Early Android (circa 2009) didn't have locked bootloaders.
Google wanted people to experiment, which was basically free research for them. Pixel's today are unlocked when purchased from Google.
Even my earliest Verizon phones weren't bootloader locked - they didn't start doing that for a few years (my last Verizon phone in 2012 wasn't bootloader locked). And Verizon is arguably the worst vendor when it comes to bootloader locked phones.
Things just weren't like that then. Otherwise all PC peripherals would be locked down too, so no device drivers. That was already a problem with cheap windows crap. But the better stuff was documented.
Maybe there would be no Linux but that isn't as bad as it sounds, since BSD Unix was being pried loose at the time, plus there were other kernels that had potential. And the consumer PCs we use now weren't really foreseen. We expected to run on workstation class hardware that was more serious (though more expensive) than PCs were at the time. They would have stayed less locked down.
Asded: PCs were an interesting target because there was a de facto open hardware standard, making the "PC compatible" industry possible. So again, without that, we would have used different hardware.
The lovely thing with legacy architectures (6502, 68k, x86, z80, etc.) that were in use during that time is that they were very very simple: all you needed to do was put executable code on a ROM at the correct memory address, and the system would boot it.
There wasn't anything required other than making sure the code was where the CPU would go looking for it, and then it'd handle it from there.
Sure, booting an OS meant that you needed whatever booted the CPU to then chain into the OS bootloader and provide all the things the OS was expecting (BIOS functions, etc.) but the actual bootstrap from 'off' to 'running code' was literally just an EPROM burner away.
It's a lot more complicated now, but users would, for the most part, not tolerate removing the ability to boot any OS they feel like, so there's enough pressure that locked shit won't migrate down to all consumer hardware.
If you wanted to swap your vendor EFI image to something else, at this point it's all going to be via a SPI programmer, and if you own one of the two boards that it supports, coreboot/openboot.
But, essentially, you can't swap because there's very little supported hardware, and thus are stuck with your vendor proprietary EFI.

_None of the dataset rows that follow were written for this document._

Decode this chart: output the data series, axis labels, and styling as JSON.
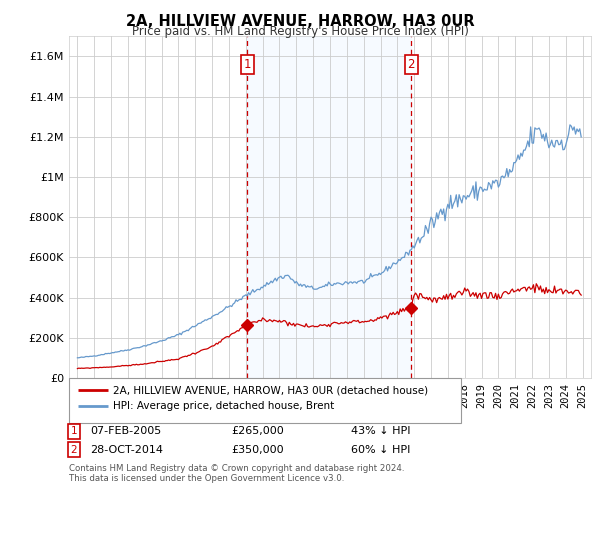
{
  "title": "2A, HILLVIEW AVENUE, HARROW, HA3 0UR",
  "subtitle": "Price paid vs. HM Land Registry's House Price Index (HPI)",
  "line1_label": "2A, HILLVIEW AVENUE, HARROW, HA3 0UR (detached house)",
  "line2_label": "HPI: Average price, detached house, Brent",
  "line1_color": "#cc0000",
  "line2_color": "#6699cc",
  "shade_color": "#ddeeff",
  "sale1_date_label": "07-FEB-2005",
  "sale1_price_label": "£265,000",
  "sale1_pct_label": "43% ↓ HPI",
  "sale2_date_label": "28-OCT-2014",
  "sale2_price_label": "£350,000",
  "sale2_pct_label": "60% ↓ HPI",
  "sale1_x": 2005.09,
  "sale1_y": 265000,
  "sale2_x": 2014.83,
  "sale2_y": 350000,
  "ylim": [
    0,
    1700000
  ],
  "xlim": [
    1994.5,
    2025.5
  ],
  "footnote": "Contains HM Land Registry data © Crown copyright and database right 2024.\nThis data is licensed under the Open Government Licence v3.0.",
  "background_color": "#ffffff",
  "plot_bg_color": "#ffffff",
  "grid_color": "#cccccc"
}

What's hilarious, I guess? is that the EFI setup is more or less it's own OS that can then chainboot an OS which is how the mid90s workstations (Sun, SGI, HP, etc.) worked.
Back when Bill Gates was still in his dad's ballsack, I was using UNIX on mainframes.

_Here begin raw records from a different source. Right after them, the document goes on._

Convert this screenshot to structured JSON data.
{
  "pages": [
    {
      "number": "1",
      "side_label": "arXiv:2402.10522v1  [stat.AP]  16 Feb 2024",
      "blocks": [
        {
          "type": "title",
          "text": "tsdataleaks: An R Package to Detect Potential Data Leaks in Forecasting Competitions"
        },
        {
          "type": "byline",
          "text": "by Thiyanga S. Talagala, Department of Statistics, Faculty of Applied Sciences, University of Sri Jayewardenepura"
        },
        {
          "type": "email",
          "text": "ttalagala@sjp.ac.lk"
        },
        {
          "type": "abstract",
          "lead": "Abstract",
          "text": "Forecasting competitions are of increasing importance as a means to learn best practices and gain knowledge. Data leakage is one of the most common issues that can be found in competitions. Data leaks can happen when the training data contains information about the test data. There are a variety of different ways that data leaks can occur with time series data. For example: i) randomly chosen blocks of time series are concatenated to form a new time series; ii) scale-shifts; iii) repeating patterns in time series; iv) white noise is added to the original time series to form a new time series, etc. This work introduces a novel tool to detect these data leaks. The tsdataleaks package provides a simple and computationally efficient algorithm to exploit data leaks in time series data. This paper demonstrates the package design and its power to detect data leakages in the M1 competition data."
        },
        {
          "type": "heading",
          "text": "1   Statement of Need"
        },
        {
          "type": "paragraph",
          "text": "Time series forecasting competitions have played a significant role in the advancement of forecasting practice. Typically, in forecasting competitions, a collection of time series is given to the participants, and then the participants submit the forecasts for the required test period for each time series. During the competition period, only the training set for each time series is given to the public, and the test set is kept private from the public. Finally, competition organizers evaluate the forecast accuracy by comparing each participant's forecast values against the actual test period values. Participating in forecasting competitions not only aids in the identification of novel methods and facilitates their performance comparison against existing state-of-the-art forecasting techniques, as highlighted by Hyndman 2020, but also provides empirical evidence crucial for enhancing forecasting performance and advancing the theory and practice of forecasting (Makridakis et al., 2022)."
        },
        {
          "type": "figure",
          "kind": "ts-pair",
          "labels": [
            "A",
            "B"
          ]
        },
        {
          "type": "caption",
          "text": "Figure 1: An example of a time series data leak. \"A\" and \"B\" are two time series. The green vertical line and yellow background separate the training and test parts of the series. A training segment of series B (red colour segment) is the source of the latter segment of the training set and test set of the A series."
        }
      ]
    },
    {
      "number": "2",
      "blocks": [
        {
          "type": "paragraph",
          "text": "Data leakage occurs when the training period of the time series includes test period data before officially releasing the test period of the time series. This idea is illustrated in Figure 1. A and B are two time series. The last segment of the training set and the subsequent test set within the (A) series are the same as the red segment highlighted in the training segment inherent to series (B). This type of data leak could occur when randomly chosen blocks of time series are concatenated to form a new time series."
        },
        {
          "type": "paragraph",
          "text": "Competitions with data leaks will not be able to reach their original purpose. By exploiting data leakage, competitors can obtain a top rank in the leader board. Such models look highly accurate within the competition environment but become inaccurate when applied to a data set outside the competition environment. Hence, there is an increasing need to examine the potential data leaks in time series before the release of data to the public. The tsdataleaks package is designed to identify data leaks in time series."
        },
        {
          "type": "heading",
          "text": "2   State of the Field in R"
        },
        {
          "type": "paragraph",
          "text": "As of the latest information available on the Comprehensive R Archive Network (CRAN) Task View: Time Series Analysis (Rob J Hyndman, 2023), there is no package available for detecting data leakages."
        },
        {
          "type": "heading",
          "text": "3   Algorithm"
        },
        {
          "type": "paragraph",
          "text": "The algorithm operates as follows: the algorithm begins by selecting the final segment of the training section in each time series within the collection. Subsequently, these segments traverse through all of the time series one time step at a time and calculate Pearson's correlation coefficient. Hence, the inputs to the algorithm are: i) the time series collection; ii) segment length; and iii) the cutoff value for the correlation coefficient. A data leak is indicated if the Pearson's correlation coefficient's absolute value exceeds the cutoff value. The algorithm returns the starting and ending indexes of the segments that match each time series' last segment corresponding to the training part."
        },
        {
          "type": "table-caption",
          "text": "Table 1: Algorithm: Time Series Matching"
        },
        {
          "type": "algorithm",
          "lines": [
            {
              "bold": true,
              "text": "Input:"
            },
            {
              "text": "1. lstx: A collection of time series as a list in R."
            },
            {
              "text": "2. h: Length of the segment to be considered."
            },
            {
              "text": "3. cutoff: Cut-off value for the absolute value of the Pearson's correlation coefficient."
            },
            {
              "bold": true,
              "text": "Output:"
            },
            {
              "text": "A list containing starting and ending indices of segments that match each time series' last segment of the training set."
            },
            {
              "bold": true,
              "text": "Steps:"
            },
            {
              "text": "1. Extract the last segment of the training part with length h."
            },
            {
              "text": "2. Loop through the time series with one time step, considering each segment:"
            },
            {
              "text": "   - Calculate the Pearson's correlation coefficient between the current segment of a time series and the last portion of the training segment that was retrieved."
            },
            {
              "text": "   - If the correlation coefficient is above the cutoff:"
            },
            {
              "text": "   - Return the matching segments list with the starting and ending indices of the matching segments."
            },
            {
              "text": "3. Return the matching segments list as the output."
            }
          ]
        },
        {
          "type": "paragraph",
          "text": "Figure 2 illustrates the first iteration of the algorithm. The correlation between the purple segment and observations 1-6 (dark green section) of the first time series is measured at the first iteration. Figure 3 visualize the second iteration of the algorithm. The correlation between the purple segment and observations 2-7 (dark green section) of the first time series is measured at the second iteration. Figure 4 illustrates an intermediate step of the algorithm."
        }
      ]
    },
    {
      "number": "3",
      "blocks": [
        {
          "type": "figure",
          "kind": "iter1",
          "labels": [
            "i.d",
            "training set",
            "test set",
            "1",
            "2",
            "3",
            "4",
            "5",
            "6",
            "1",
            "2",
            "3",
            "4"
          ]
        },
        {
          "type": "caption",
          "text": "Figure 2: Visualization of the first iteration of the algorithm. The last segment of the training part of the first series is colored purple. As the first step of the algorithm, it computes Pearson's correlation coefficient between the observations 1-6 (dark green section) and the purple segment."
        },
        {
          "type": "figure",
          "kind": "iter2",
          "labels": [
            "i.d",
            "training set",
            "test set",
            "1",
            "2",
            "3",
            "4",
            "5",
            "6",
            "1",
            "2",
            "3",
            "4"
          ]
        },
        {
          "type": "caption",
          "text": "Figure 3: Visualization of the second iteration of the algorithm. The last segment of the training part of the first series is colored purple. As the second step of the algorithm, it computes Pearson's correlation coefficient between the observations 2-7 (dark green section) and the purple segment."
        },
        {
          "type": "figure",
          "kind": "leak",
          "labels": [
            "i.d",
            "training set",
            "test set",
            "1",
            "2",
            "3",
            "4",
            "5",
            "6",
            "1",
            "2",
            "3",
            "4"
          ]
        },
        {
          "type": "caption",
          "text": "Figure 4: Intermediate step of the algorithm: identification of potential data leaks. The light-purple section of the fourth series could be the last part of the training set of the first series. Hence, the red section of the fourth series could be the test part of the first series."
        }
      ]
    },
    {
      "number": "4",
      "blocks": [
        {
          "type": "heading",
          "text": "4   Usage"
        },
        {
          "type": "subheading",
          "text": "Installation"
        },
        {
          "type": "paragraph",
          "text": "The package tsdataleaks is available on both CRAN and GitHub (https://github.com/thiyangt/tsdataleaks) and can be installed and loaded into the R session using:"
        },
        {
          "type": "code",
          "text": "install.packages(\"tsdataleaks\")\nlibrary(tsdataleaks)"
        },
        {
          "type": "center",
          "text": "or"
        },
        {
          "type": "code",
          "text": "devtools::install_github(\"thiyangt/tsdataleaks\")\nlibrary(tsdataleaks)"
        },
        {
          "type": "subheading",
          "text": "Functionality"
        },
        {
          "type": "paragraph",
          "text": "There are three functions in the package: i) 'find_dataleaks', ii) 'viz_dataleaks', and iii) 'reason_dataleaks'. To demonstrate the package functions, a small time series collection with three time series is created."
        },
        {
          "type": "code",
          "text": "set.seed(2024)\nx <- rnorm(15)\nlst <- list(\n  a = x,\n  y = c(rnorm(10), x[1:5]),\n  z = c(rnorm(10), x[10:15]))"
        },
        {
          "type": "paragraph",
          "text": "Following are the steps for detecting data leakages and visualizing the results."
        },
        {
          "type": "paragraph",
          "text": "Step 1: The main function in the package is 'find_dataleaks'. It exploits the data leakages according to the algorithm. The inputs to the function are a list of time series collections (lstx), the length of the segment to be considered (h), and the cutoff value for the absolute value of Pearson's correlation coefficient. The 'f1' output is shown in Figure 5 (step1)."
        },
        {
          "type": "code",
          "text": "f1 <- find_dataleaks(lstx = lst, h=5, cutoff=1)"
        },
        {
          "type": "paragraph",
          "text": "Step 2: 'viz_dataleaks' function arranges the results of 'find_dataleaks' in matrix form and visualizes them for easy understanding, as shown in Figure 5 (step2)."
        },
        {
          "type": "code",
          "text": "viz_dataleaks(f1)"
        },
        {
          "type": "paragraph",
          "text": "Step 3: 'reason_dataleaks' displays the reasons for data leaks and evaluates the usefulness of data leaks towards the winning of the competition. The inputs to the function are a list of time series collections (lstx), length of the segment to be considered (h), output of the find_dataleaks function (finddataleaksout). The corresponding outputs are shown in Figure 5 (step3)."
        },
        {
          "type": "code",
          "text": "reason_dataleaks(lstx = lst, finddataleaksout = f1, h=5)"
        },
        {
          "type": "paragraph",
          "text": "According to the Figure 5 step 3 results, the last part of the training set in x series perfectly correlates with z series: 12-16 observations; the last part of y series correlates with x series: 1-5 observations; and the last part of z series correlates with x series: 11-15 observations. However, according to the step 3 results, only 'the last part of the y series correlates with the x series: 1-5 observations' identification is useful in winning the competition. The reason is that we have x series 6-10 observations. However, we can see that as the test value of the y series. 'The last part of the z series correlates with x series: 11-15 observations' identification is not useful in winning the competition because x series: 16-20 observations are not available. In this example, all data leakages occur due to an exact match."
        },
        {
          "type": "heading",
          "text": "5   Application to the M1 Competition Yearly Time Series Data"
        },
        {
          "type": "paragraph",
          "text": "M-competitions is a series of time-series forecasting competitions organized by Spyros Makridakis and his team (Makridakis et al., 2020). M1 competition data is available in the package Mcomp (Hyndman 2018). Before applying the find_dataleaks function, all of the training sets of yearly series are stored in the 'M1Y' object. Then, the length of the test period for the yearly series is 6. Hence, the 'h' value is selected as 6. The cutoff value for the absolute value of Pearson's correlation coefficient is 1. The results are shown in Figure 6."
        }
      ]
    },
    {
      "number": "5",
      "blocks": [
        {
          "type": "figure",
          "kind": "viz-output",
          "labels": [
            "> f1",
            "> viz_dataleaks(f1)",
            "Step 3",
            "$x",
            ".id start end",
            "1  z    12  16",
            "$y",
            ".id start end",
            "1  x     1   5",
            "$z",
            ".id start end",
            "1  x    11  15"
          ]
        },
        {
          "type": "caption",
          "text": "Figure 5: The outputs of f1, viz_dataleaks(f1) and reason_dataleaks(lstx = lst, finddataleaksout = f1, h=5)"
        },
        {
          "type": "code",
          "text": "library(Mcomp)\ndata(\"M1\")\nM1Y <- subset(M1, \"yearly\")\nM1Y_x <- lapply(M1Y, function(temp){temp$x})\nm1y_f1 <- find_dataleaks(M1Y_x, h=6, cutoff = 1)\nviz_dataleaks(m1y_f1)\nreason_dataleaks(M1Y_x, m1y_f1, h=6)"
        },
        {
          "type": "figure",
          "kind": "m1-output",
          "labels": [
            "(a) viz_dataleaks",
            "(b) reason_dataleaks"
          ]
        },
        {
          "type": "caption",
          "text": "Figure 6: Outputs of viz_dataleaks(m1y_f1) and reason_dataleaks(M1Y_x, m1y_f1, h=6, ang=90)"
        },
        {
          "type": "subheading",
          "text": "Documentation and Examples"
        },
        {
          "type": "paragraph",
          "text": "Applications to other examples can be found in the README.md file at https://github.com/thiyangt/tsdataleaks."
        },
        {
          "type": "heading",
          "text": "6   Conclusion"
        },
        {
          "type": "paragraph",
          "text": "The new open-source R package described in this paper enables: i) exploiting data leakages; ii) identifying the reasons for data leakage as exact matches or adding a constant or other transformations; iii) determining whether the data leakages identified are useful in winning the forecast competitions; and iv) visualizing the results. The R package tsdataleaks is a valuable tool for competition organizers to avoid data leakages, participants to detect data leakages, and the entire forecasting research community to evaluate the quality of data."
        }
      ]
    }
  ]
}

When he finally got out, and was flapping around on the lounge room rug, we were using PDP-7 and PDP-9's (which were 18 bit..)
Arguably, the OS on these were lesser-UNIX style and more FORTRAN.

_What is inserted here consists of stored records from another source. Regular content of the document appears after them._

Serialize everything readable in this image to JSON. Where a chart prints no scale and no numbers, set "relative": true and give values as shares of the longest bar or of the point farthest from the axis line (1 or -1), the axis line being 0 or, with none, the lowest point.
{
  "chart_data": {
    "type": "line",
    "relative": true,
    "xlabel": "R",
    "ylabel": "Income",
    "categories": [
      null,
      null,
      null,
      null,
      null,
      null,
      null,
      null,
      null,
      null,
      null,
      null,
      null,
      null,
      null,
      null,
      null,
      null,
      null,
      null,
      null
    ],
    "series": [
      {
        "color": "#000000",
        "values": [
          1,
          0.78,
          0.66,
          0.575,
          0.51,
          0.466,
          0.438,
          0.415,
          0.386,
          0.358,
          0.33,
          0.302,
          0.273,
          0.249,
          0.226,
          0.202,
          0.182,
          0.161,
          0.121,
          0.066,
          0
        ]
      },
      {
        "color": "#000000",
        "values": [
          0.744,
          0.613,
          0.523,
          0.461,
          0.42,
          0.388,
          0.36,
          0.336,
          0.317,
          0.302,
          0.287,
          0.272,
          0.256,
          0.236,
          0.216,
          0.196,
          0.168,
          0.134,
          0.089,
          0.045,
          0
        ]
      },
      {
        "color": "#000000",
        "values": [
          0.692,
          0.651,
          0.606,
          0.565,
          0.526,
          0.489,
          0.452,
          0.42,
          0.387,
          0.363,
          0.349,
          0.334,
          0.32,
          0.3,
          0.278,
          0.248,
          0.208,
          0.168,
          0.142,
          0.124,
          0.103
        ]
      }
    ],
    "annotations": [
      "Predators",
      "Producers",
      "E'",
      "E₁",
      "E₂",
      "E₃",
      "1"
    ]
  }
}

But then came the PDP-10 and PDP-11, a bunch of DEC hardware which cemented the way forward to UNIX(like) OS.
None of this hardware cared about Bill's "DOS".
In fact, the last "upgrade" (sad to say) I did, was a BSD based Solaris SunOS around 2005 (at which point MS had acquired it as Santa Cruz Operations (SCO). Where the company I worked for had let go the 'unix' software for "modern" windows and no longer supported the customers in the old version.
So to answer your question about locking down bootloaders, it made no difference. MS DOS was never gonna run on the main steam hardware that was prevalent at the time. Not because it was locked in with us, but because we were locked in with it.